Enfin, enfin, il s'arrêtait. Le gars était coincé par un cul de sac, Mirko et Shigaraki bloquant la seule issue possible. Il était acculé et Tenko décela dans son regard la lueur qu'avait les animaux sur le point de mourir. Cette histoire puait le purin, son instinct le lui soufflait.

Shigaraki avait toujours raison. Le fuyard venait de sortir une arme de son pantalon et, sans que les héros ne puissent agir, il tira. Une capsule rouge en sortie à pleine vitesse.

« Attention ! »

Ses cordes vocales avaient crié toutes seules, son corps avait bougé de lui-même. Shigaraki s'était élancé devant la lapine, ses doigts tendu vers l'arme qui fusait vers elle. Arme qui fut réduite en poussière. Shigaraki avait bien visé, il soupira de soulagement. Ses jambes tremblaient sous l'afflux d'adrénaline.

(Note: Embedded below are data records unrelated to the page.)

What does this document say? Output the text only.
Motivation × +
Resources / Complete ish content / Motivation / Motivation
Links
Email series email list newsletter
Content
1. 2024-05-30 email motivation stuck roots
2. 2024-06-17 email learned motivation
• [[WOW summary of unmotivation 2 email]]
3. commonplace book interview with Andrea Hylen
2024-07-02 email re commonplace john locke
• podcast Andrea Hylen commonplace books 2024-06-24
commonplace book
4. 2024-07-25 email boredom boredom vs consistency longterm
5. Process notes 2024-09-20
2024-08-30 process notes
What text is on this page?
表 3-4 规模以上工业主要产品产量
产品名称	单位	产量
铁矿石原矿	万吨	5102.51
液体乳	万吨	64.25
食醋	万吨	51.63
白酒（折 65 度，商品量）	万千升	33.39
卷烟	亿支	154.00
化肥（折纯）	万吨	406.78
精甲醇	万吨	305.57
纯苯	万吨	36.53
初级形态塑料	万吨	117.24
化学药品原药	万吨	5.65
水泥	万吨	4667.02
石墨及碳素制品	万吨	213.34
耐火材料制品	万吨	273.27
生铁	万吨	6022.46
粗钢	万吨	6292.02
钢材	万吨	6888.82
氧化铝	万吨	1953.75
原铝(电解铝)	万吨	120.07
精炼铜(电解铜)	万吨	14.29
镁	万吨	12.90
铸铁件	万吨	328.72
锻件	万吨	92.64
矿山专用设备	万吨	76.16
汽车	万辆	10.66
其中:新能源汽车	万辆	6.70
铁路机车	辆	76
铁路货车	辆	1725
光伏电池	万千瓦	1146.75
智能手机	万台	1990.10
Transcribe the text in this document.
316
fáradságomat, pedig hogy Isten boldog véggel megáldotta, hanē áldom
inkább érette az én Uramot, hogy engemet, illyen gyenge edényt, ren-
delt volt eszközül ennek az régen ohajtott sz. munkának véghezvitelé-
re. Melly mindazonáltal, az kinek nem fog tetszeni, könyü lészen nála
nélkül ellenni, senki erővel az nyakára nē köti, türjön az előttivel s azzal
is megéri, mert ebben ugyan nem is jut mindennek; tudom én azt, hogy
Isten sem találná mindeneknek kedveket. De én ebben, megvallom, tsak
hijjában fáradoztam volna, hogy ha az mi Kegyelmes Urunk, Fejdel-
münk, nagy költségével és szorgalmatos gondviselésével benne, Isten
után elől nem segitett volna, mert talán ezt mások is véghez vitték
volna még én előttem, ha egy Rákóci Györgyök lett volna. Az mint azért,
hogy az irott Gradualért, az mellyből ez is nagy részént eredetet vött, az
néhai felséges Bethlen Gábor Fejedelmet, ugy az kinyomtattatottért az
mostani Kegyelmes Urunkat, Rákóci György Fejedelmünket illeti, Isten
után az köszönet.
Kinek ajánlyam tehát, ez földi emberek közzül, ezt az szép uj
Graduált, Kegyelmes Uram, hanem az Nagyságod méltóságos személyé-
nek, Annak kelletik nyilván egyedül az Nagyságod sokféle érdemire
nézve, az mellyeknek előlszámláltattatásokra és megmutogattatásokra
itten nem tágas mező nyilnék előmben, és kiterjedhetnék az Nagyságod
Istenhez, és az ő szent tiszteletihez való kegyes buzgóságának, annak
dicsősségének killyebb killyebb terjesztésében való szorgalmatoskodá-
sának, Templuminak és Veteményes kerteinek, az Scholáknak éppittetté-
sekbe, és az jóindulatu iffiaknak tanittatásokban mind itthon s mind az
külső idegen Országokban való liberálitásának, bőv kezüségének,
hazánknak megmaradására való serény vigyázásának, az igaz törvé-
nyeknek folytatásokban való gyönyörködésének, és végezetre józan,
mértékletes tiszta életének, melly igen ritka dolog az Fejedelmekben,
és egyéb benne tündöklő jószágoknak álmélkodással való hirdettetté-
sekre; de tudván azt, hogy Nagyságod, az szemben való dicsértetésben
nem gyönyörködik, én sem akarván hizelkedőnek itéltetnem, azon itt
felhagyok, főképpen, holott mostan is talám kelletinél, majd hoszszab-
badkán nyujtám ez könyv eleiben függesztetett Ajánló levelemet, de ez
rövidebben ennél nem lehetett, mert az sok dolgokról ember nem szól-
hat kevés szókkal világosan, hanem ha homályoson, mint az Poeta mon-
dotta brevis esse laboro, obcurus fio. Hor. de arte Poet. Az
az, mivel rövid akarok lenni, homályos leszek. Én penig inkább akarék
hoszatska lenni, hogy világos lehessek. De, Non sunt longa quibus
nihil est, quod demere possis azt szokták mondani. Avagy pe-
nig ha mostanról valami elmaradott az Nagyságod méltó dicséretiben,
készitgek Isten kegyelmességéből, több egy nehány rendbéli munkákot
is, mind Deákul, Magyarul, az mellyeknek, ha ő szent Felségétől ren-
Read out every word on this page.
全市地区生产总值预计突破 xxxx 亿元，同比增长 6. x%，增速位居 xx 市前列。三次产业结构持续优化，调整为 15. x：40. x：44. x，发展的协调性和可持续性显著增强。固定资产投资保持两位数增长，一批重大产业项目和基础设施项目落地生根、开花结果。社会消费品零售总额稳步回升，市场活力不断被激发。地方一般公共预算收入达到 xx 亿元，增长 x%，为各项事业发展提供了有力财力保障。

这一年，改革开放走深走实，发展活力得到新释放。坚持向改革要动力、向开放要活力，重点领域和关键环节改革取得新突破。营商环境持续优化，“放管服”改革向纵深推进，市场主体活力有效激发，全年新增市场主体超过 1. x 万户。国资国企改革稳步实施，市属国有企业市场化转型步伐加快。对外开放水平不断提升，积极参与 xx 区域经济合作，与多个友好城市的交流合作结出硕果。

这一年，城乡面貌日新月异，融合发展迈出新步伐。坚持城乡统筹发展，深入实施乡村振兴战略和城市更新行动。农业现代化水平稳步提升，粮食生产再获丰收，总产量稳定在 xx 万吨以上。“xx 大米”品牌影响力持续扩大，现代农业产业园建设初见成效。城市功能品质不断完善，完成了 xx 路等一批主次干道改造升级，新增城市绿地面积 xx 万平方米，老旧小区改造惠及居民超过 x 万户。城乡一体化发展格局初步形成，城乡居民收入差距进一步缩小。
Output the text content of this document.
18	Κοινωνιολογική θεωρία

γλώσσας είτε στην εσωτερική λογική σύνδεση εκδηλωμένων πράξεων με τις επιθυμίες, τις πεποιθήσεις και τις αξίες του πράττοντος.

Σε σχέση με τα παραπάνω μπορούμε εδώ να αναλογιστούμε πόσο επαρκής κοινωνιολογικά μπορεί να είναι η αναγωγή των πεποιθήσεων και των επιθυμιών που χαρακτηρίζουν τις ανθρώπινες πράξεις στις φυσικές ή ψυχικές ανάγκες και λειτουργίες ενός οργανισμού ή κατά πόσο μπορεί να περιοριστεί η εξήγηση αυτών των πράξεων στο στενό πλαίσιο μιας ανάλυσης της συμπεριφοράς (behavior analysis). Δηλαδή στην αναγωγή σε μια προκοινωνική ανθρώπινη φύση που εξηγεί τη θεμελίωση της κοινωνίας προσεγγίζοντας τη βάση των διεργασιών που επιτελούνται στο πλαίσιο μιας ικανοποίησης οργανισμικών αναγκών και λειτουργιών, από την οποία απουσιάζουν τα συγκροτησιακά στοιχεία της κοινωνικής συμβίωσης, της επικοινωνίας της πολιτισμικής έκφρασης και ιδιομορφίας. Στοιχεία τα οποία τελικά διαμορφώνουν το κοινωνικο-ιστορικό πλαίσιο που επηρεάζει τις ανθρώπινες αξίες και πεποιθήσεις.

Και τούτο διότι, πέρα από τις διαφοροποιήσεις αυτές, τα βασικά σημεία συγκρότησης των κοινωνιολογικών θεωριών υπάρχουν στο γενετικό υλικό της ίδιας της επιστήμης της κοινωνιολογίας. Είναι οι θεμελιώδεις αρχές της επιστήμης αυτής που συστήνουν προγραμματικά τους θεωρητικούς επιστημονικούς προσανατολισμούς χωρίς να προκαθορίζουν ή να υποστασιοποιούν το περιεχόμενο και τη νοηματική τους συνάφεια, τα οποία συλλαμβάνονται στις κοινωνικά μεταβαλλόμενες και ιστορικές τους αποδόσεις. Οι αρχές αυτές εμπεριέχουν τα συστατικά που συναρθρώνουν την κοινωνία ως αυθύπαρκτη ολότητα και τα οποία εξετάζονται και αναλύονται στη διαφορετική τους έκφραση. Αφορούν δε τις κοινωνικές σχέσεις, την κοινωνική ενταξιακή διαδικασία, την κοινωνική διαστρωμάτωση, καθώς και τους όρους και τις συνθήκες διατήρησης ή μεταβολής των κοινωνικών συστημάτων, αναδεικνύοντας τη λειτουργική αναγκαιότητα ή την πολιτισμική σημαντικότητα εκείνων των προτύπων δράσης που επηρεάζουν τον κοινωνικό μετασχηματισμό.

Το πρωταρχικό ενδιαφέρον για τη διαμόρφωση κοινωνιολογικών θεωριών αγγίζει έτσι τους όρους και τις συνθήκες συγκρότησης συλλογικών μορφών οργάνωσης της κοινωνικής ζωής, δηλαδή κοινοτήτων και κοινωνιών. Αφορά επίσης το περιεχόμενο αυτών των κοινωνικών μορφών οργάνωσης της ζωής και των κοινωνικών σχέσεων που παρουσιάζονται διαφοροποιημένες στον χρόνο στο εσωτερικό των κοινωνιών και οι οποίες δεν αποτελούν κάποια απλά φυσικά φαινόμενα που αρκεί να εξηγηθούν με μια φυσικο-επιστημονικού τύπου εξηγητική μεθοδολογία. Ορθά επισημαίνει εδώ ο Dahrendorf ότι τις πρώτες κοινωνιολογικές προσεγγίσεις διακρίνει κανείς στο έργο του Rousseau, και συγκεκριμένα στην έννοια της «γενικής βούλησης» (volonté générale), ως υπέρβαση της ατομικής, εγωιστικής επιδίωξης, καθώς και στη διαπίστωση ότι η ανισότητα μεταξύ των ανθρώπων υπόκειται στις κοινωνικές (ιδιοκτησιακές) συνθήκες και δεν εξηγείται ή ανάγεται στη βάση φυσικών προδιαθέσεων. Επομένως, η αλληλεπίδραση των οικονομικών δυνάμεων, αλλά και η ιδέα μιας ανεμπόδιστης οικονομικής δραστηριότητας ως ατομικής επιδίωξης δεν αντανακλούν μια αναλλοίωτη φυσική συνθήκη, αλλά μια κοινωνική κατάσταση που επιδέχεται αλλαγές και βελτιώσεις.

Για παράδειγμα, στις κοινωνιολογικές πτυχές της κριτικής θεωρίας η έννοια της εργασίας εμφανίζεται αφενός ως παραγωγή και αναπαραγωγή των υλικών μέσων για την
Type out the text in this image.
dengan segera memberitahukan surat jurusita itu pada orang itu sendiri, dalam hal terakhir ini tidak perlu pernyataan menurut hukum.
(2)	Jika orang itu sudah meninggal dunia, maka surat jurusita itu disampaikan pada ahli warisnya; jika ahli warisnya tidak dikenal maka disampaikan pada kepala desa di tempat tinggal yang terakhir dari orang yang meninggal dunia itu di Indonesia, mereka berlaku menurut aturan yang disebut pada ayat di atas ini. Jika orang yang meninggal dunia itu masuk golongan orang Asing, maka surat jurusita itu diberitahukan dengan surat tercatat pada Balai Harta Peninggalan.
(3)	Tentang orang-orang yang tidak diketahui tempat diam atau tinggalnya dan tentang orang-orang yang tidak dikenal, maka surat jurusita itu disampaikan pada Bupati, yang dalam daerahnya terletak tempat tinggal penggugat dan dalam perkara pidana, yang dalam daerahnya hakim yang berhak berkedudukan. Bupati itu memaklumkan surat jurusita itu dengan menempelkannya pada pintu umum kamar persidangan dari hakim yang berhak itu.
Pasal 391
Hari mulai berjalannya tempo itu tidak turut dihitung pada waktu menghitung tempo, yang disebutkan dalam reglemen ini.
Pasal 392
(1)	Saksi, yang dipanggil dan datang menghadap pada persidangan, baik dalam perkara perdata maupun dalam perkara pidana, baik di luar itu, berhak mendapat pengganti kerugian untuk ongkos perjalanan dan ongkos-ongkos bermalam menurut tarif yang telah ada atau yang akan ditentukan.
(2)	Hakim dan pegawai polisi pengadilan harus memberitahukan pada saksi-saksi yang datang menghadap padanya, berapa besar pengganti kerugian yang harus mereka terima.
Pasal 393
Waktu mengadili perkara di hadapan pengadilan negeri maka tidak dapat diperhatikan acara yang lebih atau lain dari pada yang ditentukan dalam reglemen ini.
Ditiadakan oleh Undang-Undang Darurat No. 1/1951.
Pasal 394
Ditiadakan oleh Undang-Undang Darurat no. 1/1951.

Mirko le dépassa avec une tape sur l'épaule. Elle avait besoin de se défouler et de casser du vilain. Elle mit le coup de poing le plus violent que Tenko avait vu pile dans la mâchoire du vilain. Il avait entendu ses os craquer. Ses yeux s'arrondirent de surprise alors que le gars tombait au sol, complètement K.O. Putain, il n'aurait pas aimé être à sa place. Ou peut être que si. La lapine se retourna vers lui, une fois le vilain neutralisé, un sourire lumineux au visage et ses yeux pétillant d'excitation.

« Topes-là, partenaire, t'as fait du super bon boulot ! »

Tenko senti des petits papillons lui chatouiller l'estomac alors que Mirko le félicitait. C'était la première fois que quelqu'un en dehors d'All Might le félicitait alors qu'il avait utilisé son alter. Il voyait la joie et l'admiration (la curiosité, même ?) scintiller dans ses yeux. Shigaraki sourit à l'abri des regards, derrière son casque de motard. Ses lèvres sèches craquelaient mais il s'en fichait. Le bruit sourd de la rencontre entre leurs deux mains, ça, jamais il ne l'oubliera. Putain, elle venait de lui défoncer le bras.